Sometimes, panic attacks look like a silent scream in the middle of a prayer session. Contortions as you silently fight against your body, wanting to let it all out but you can’t because you’re in public and you have to control yourself. You wouldn’t want others to think something’s wrong, now, would you? Of course not. Don’t be silly. So, you hold it until you get alone and then you can let it out. Silently scream or actually scream into a pillow… or the air.
Sometimes, panic attacks look like an open chasm of broken tears. The kind of tears one would make when one steps on glass—barefoot—in the middle of the night. Almost as bad as stepping on a Lego. Almost.
Panic attacks aren’t always hyperventilating. Sometimes, they look like anger. Sometimes they look like numbness… like void… like nothing.
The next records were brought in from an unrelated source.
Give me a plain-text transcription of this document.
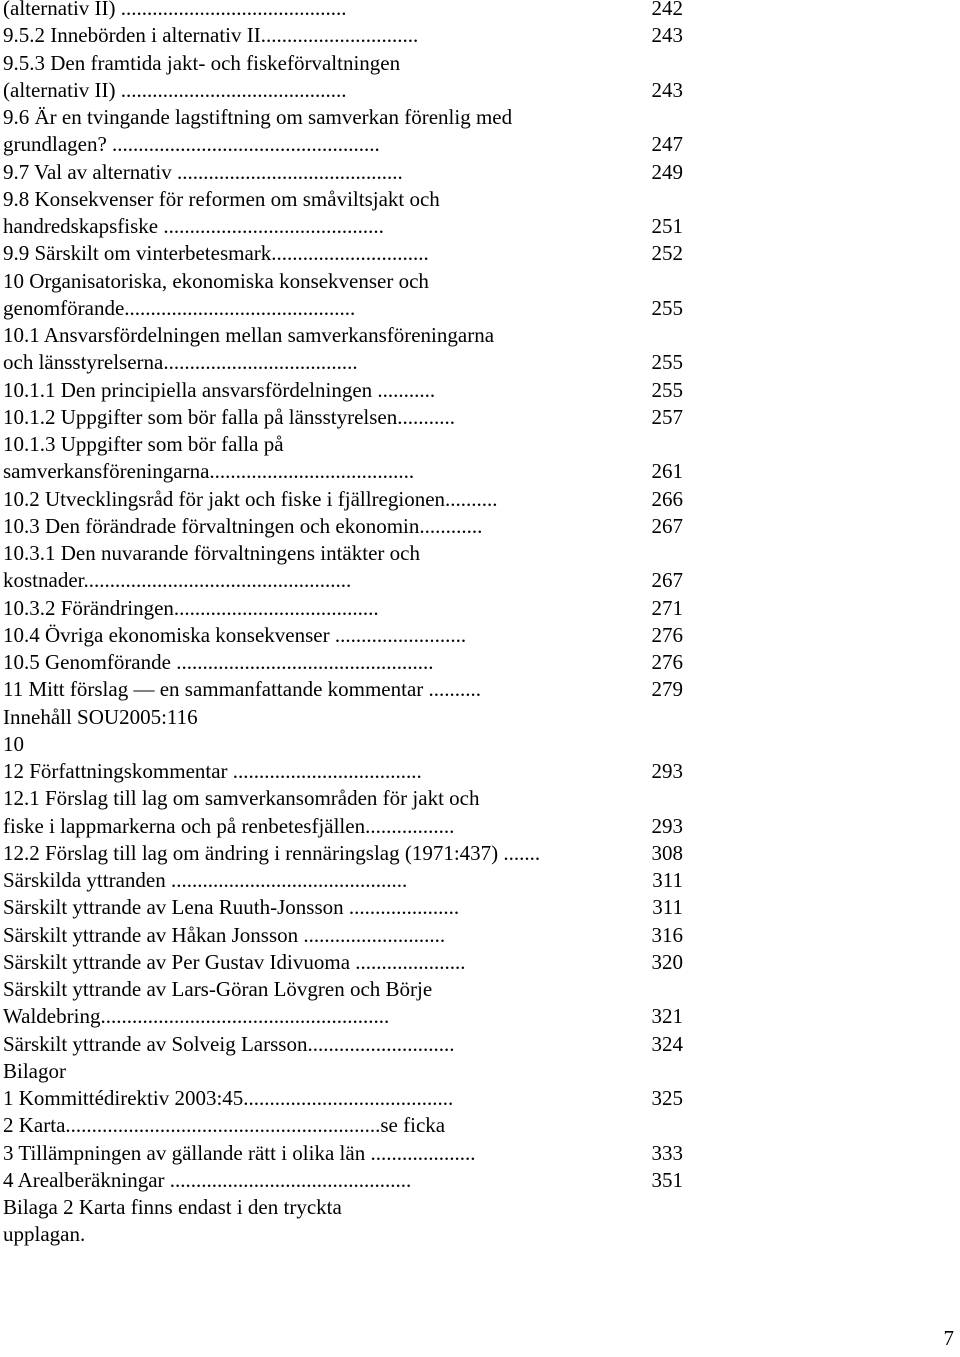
(alternativ II) ...........................................	242
9.5.2 Innebörden i alternativ II..............................	243
9.5.3 Den framtida jakt- och fiskeförvaltningen
(alternativ II) ...........................................	243
9.6 Är en tvingande lagstiftning om samverkan förenlig med
grundlagen? ...................................................	247
9.7 Val av alternativ ...........................................	249
9.8 Konsekvenser för reformen om småviltsjakt och
handredskapsfiske ..........................................	251
9.9 Särskilt om vinterbetesmark..............................	252
10 Organisatoriska, ekonomiska konsekvenser och
genomförande............................................	255
10.1 Ansvarsfördelningen mellan samverkansföreningarna
och länsstyrelserna.....................................	255
10.1.1 Den principiella ansvarsfördelningen ...........	255
10.1.2 Uppgifter som bör falla på länsstyrelsen...........	257
10.1.3 Uppgifter som bör falla på
samverkansföreningarna.......................................	261
10.2 Utvecklingsråd för jakt och fiske i fjällregionen..........	266
10.3 Den förändrade förvaltningen och ekonomin............	267
10.3.1 Den nuvarande förvaltningens intäkter och
kostnader...................................................	267
10.3.2 Förändringen.......................................	271
10.4 Övriga ekonomiska konsekvenser .........................	276
10.5 Genomförande .................................................	276
11 Mitt förslag — en sammanfattande kommentar ..........	279
Innehåll SOU2005:116
10
12 Författningskommentar ....................................	293
12.1 Förslag till lag om samverkansområden för jakt och
fiske i lappmarkerna och på renbetesfjällen.................	293
12.2 Förslag till lag om ändring i rennäringslag (1971:437) .......	308
Särskilda yttranden .............................................	311
Särskilt yttrande av Lena Ruuth-Jonsson .....................	311
Särskilt yttrande av Håkan Jonsson ...........................	316
Särskilt yttrande av Per Gustav Idivuoma .....................	320
Särskilt yttrande av Lars-Göran Lövgren och Börje
Waldebring.......................................................	321
Särskilt yttrande av Solveig Larsson............................	324
Bilagor
1 Kommittédirektiv 2003:45........................................	325
2 Karta............................................................se ficka
3 Tillämpningen av gällande rätt i olika län ....................	333
4 Arealberäkningar ..............................................	351
Bilaga 2 Karta finns endast i den tryckta
upplagan.
7
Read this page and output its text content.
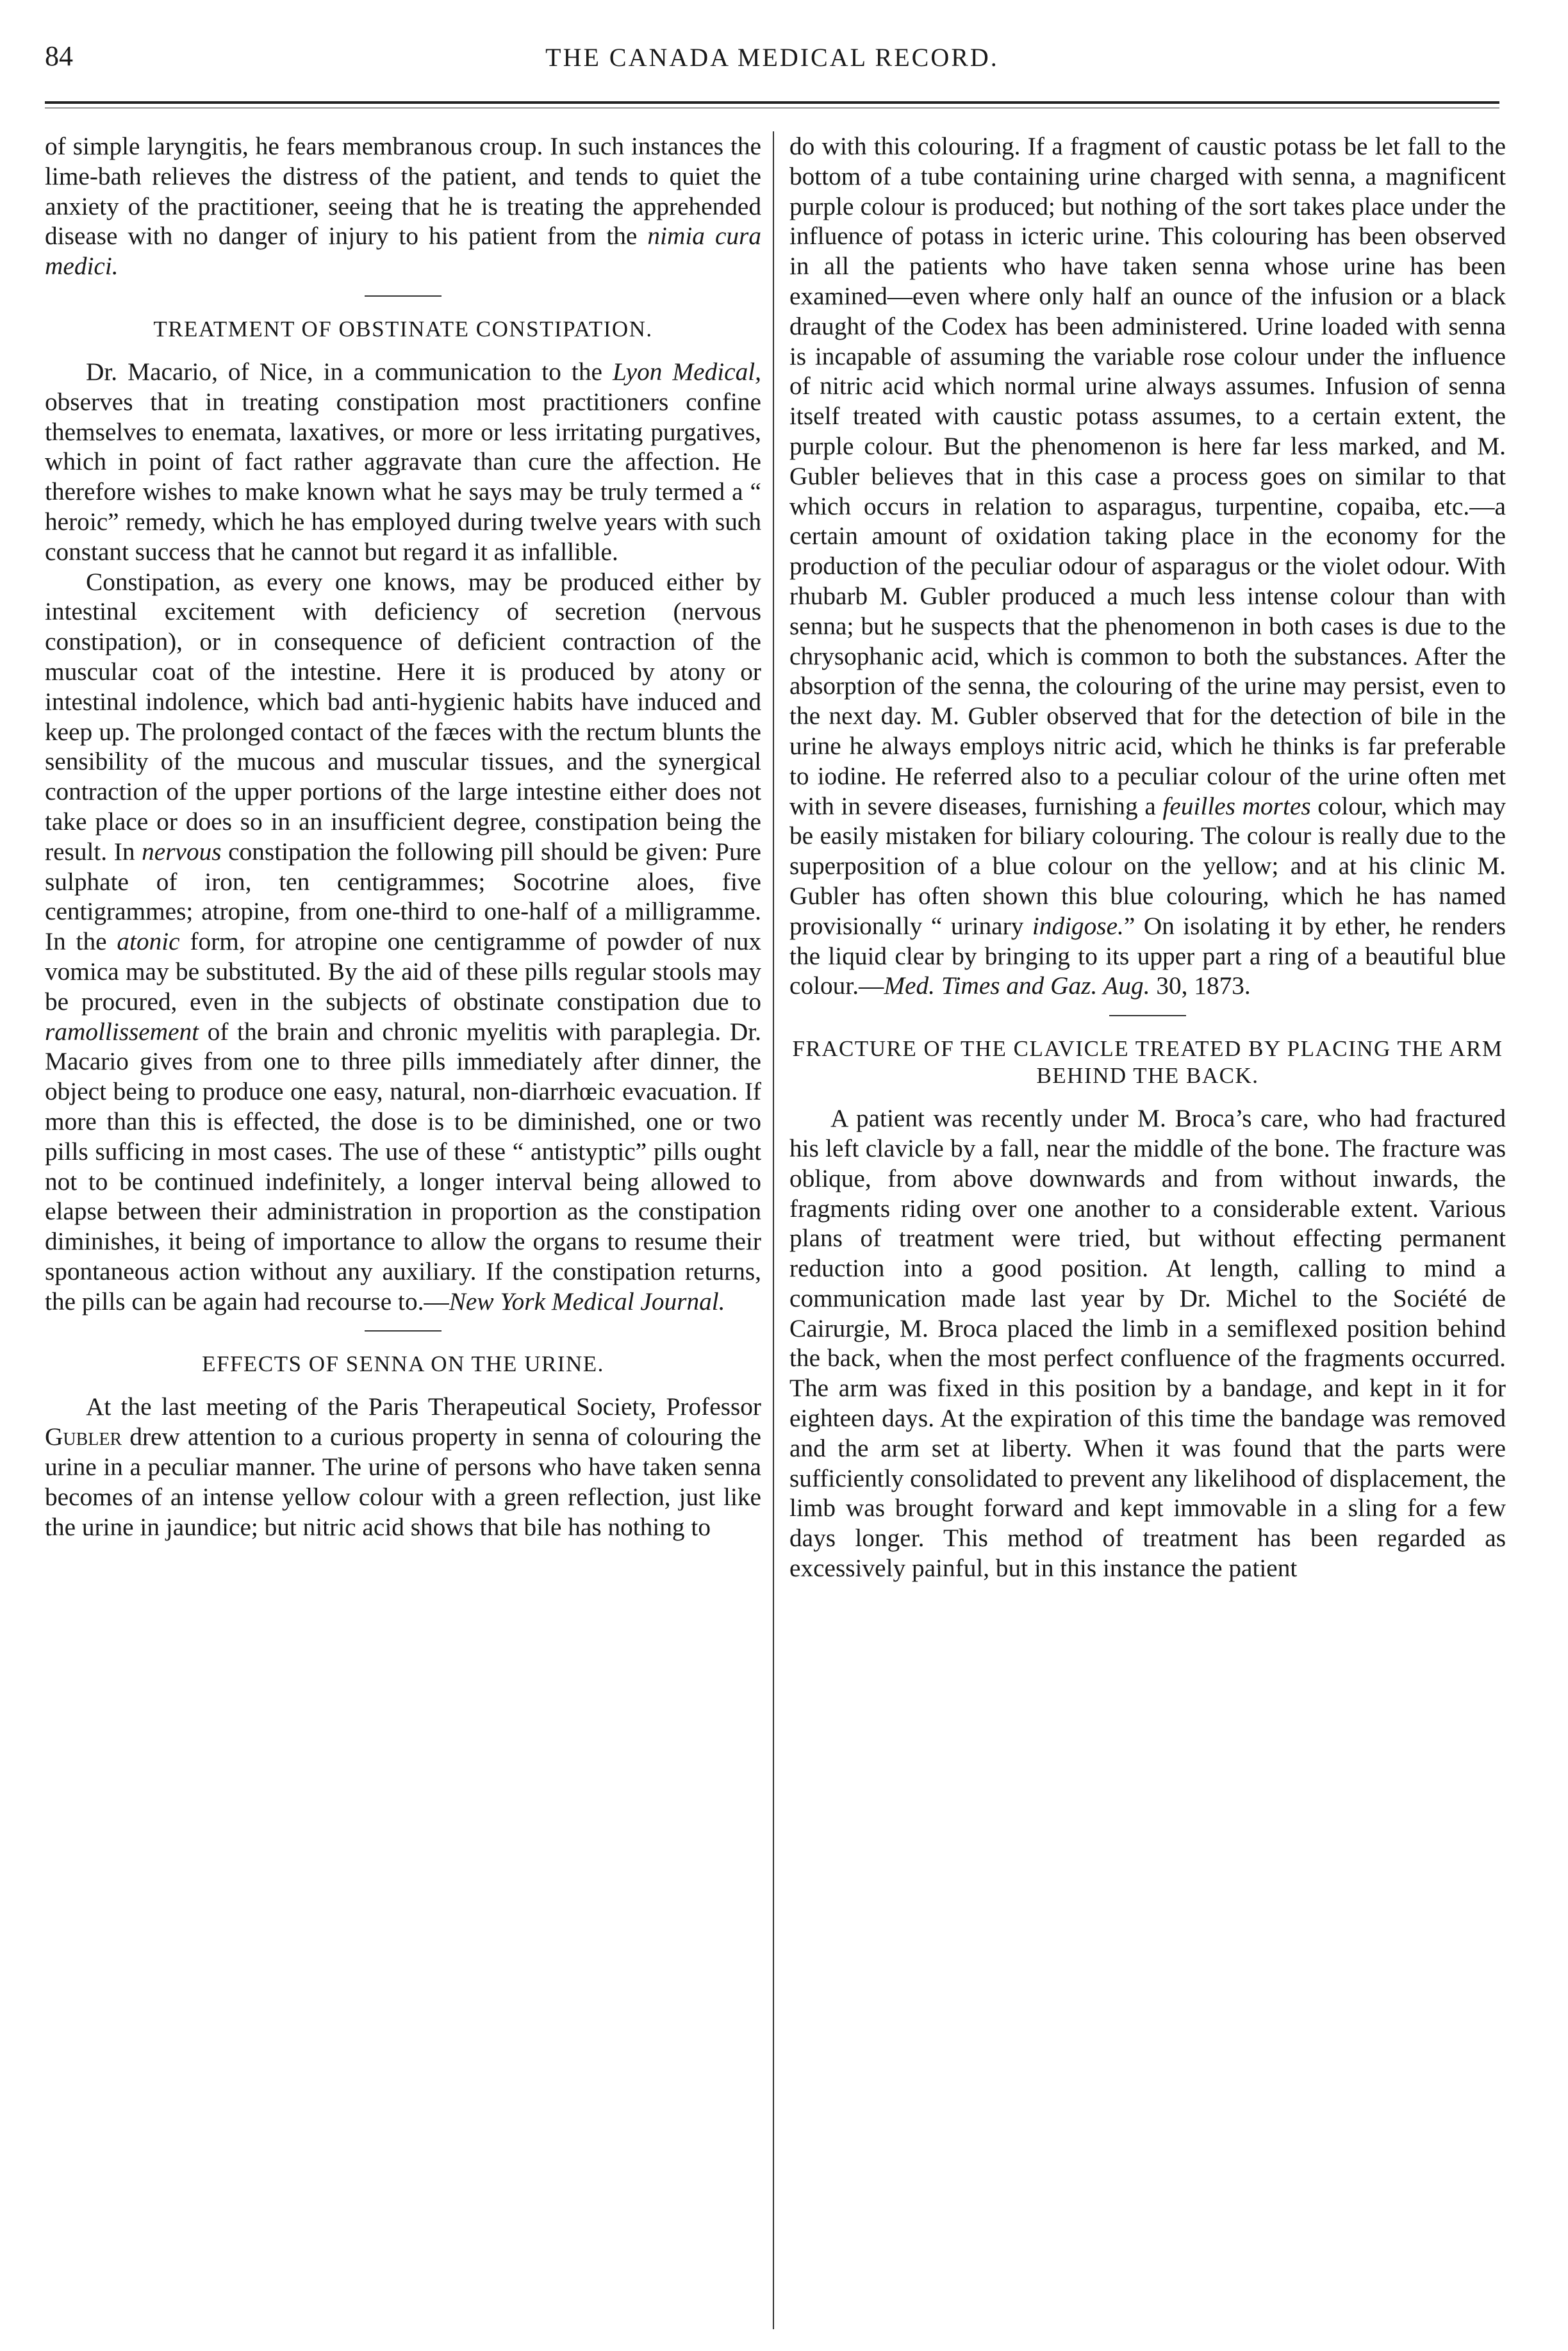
84	THE CANADA MEDICAL RECORD.

of simple laryngitis, he fears membranous croup. In such instances the lime-bath relieves the distress of the patient, and tends to quiet the anxiety of the practitioner, seeing that he is treating the apprehended disease with no danger of injury to his patient from the nimia cura medici.

TREATMENT OF OBSTINATE CONSTIPATION.

Dr. Macario, of Nice, in a communication to the Lyon Medical, observes that in treating constipation most practitioners confine themselves to enemata, laxatives, or more or less irritating purgatives, which in point of fact rather aggravate than cure the affection. He therefore wishes to make known what he says may be truly termed a “ heroic” remedy, which he has employed during twelve years with such constant success that he cannot but regard it as infallible.

Constipation, as every one knows, may be produced either by intestinal excitement with deficiency of secretion (nervous constipation), or in consequence of deficient contraction of the muscular coat of the intestine. Here it is produced by atony or intestinal indolence, which bad anti-hygienic habits have induced and keep up. The prolonged contact of the fæces with the rectum blunts the sensibility of the mucous and muscular tissues, and the synergical contraction of the upper portions of the large intestine either does not take place or does so in an insufficient degree, constipation being the result. In nervous constipation the following pill should be given: Pure sulphate of iron, ten centigrammes; Socotrine aloes, five centigrammes; atropine, from one-third to one-half of a milligramme. In the atonic form, for atropine one centigramme of powder of nux vomica may be substituted. By the aid of these pills regular stools may be procured, even in the subjects of obstinate constipation due to ramollissement of the brain and chronic myelitis with paraplegia. Dr. Macario gives from one to three pills immediately after dinner, the object being to produce one easy, natural, non-diarrhœic evacuation. If more than this is effected, the dose is to be diminished, one or two pills sufficing in most cases. The use of these “ antistyptic” pills ought not to be continued indefinitely, a longer interval being allowed to elapse between their administration in proportion as the constipation diminishes, it being of importance to allow the organs to resume their spontaneous action without any auxiliary. If the constipation returns, the pills can be again had recourse to.—New York Medical Journal.

EFFECTS OF SENNA ON THE URINE.

At the last meeting of the Paris Therapeutical Society, Professor Gubler drew attention to a curious property in senna of colouring the urine in a peculiar manner. The urine of persons who have taken senna becomes of an intense yellow colour with a green reflection, just like the urine in jaundice; but nitric acid shows that bile has nothing to

do with this colouring. If a fragment of caustic potass be let fall to the bottom of a tube containing urine charged with senna, a magnificent purple colour is produced; but nothing of the sort takes place under the influence of potass in icteric urine. This colouring has been observed in all the patients who have taken senna whose urine has been examined—even where only half an ounce of the infusion or a black draught of the Codex has been administered. Urine loaded with senna is incapable of assuming the variable rose colour under the influence of nitric acid which normal urine always assumes. Infusion of senna itself treated with caustic potass assumes, to a certain extent, the purple colour. But the phenomenon is here far less marked, and M. Gubler believes that in this case a process goes on similar to that which occurs in relation to asparagus, turpentine, copaiba, etc.—a certain amount of oxidation taking place in the economy for the production of the peculiar odour of asparagus or the violet odour. With rhubarb M. Gubler produced a much less intense colour than with senna; but he suspects that the phenomenon in both cases is due to the chrysophanic acid, which is common to both the substances. After the absorption of the senna, the colouring of the urine may persist, even to the next day. M. Gubler observed that for the detection of bile in the urine he always employs nitric acid, which he thinks is far preferable to iodine. He referred also to a peculiar colour of the urine often met with in severe diseases, furnishing a feuilles mortes colour, which may be easily mistaken for biliary colouring. The colour is really due to the superposition of a blue colour on the yellow; and at his clinic M. Gubler has often shown this blue colouring, which he has named provisionally “ urinary indigose.” On isolating it by ether, he renders the liquid clear by bringing to its upper part a ring of a beautiful blue colour.—Med. Times and Gaz. Aug. 30, 1873.

FRACTURE OF THE CLAVICLE TREATED BY PLACING THE ARM BEHIND THE BACK.

A patient was recently under M. Broca’s care, who had fractured his left clavicle by a fall, near the middle of the bone. The fracture was oblique, from above downwards and from without inwards, the fragments riding over one another to a considerable extent. Various plans of treatment were tried, but without effecting permanent reduction into a good position. At length, calling to mind a communication made last year by Dr. Michel to the Société de Cairurgie, M. Broca placed the limb in a semiflexed position behind the back, when the most perfect confluence of the fragments occurred. The arm was fixed in this position by a bandage, and kept in it for eighteen days. At the expiration of this time the bandage was removed and the arm set at liberty. When it was found that the parts were sufficiently consolidated to prevent any likelihood of displacement, the limb was brought forward and kept immovable in a sling for a few days longer. This method of treatment has been regarded as excessively painful, but in this instance the patient
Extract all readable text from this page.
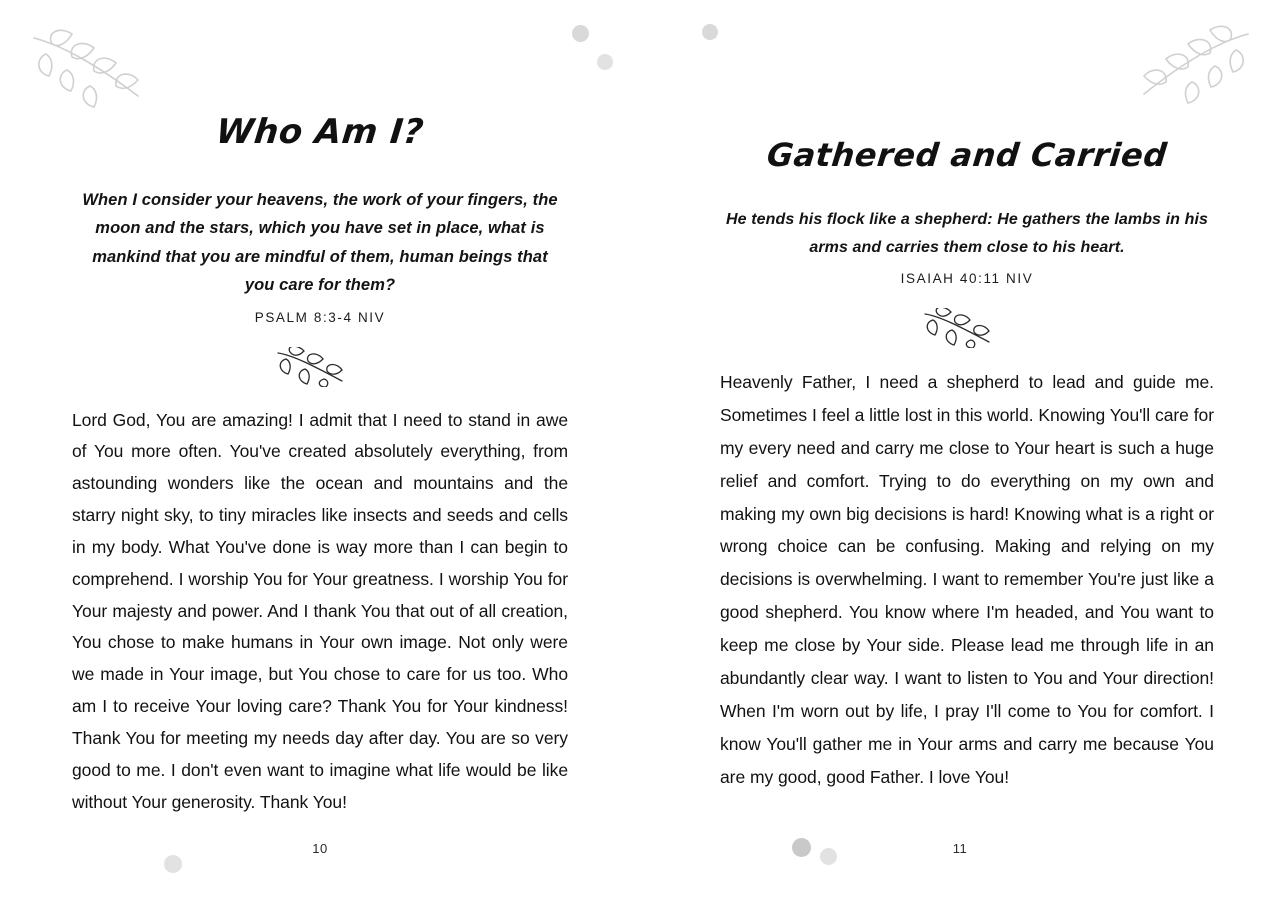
Who Am I?
When I consider your heavens, the work of your fingers, the moon and the stars, which you have set in place, what is mankind that you are mindful of them, human beings that you care for them?
PSALM 8:3-4 NIV
Lord God, You are amazing! I admit that I need to stand in awe of You more often. You've created absolutely everything, from astounding wonders like the ocean and mountains and the starry night sky, to tiny miracles like insects and seeds and cells in my body. What You've done is way more than I can begin to comprehend. I worship You for Your greatness. I worship You for Your majesty and power. And I thank You that out of all creation, You chose to make humans in Your own image. Not only were we made in Your image, but You chose to care for us too. Who am I to receive Your loving care? Thank You for Your kindness! Thank You for meeting my needs day after day. You are so very good to me. I don't even want to imagine what life would be like without Your generosity. Thank You!
10
Gathered and Carried
He tends his flock like a shepherd: He gathers the lambs in his arms and carries them close to his heart.
ISAIAH 40:11 NIV
Heavenly Father, I need a shepherd to lead and guide me. Sometimes I feel a little lost in this world. Knowing You'll care for my every need and carry me close to Your heart is such a huge relief and comfort. Trying to do everything on my own and making my own big decisions is hard! Knowing what is a right or wrong choice can be confusing. Making and relying on my decisions is overwhelming. I want to remember You're just like a good shepherd. You know where I'm headed, and You want to keep me close by Your side. Please lead me through life in an abundantly clear way. I want to listen to You and Your direction! When I'm worn out by life, I pray I'll come to You for comfort. I know You'll gather me in Your arms and carry me because You are my good, good Father. I love You!
11
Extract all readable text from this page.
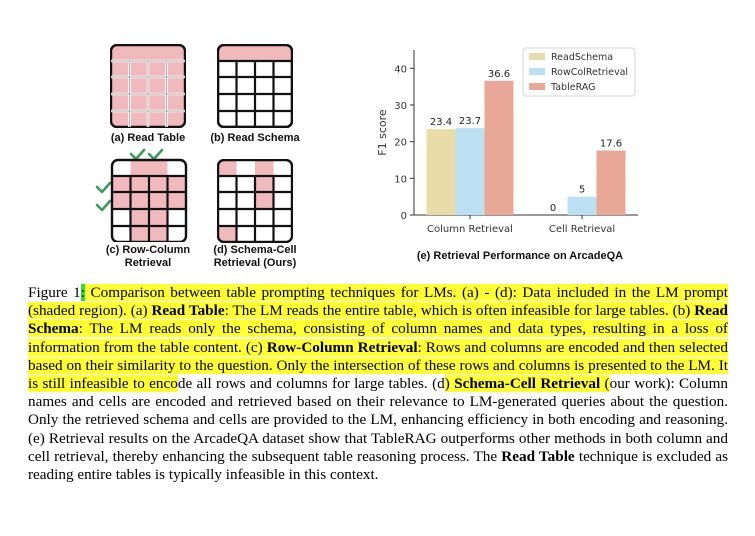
(a) Read Table	(b) Read Schema
(c) Row-Column
Retrieval
(d) Schema-Cell
Retrieval (Ours)
0
10
20
30
40
F1 score
Column Retrieval
23.4 23.7
36.6
Cell Retrieval
0
5
17.6
ReadSchema
RowColRetrieval
TableRAG
(e) Retrieval Performance on ArcadeQA
Figure 1: Comparison between table prompting techniques for LMs. (a) - (d): Data included in the LM prompt (shaded region). (a) Read Table: The LM reads the entire table, which is often infeasible for large tables. (b) Read Schema: The LM reads only the schema, consisting of column names and data types, resulting in a loss of information from the table content. (c) Row-Column Retrieval: Rows and columns are encoded and then selected based on their similarity to the question. Only the intersection of these rows and columns is presented to the LM. It is still infeasible to encode all rows and columns for large tables. (d) Schema-Cell Retrieval (our work): Column names and cells are encoded and retrieved based on their relevance to LM-generated queries about the question. Only the retrieved schema and cells are provided to the LM, enhancing efficiency in both encoding and reasoning. (e) Retrieval results on the ArcadeQA dataset show that TableRAG outperforms other methods in both column and cell retrieval, thereby enhancing the subsequent table reasoning process. The Read Table technique is excluded as reading entire tables is typically infeasible in this context.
Sometimes they sound like you picking a random color, maybe blue or red or magenta, and naming everything you can think of that’s that color to trick your mind into thinking: “You’re not crazy. See? You have control. You can still recognize colors, cars, shoes, books and… purses and… blankets. Anything to forget the touches, kisses… angry, loud, cacophony of voices… see? You’re fine. You can recognize the TV and your lamp that’s on your desk. And the tea bags. And the books that are scattered all over the room. And the car outside. And the green grass outside your window. You’re not having a panic attack if you’re in control, right?”
I know how to get rid of a panic attack. Sometimes, it works. Sometimes, it doesn’t. The days where it doesn’t… are the days I fear. They do nothing more than validate the thought in my head that I don’t actually have control, that I can’t get better.
One day, this’ll be over. and I’ll be happy again. And won’t automatically look for the negative things in a good situation. One day, I’ll be at peace. No more fear or panic to control me. One day. But until that day comes, panic attacks make recovery worth it.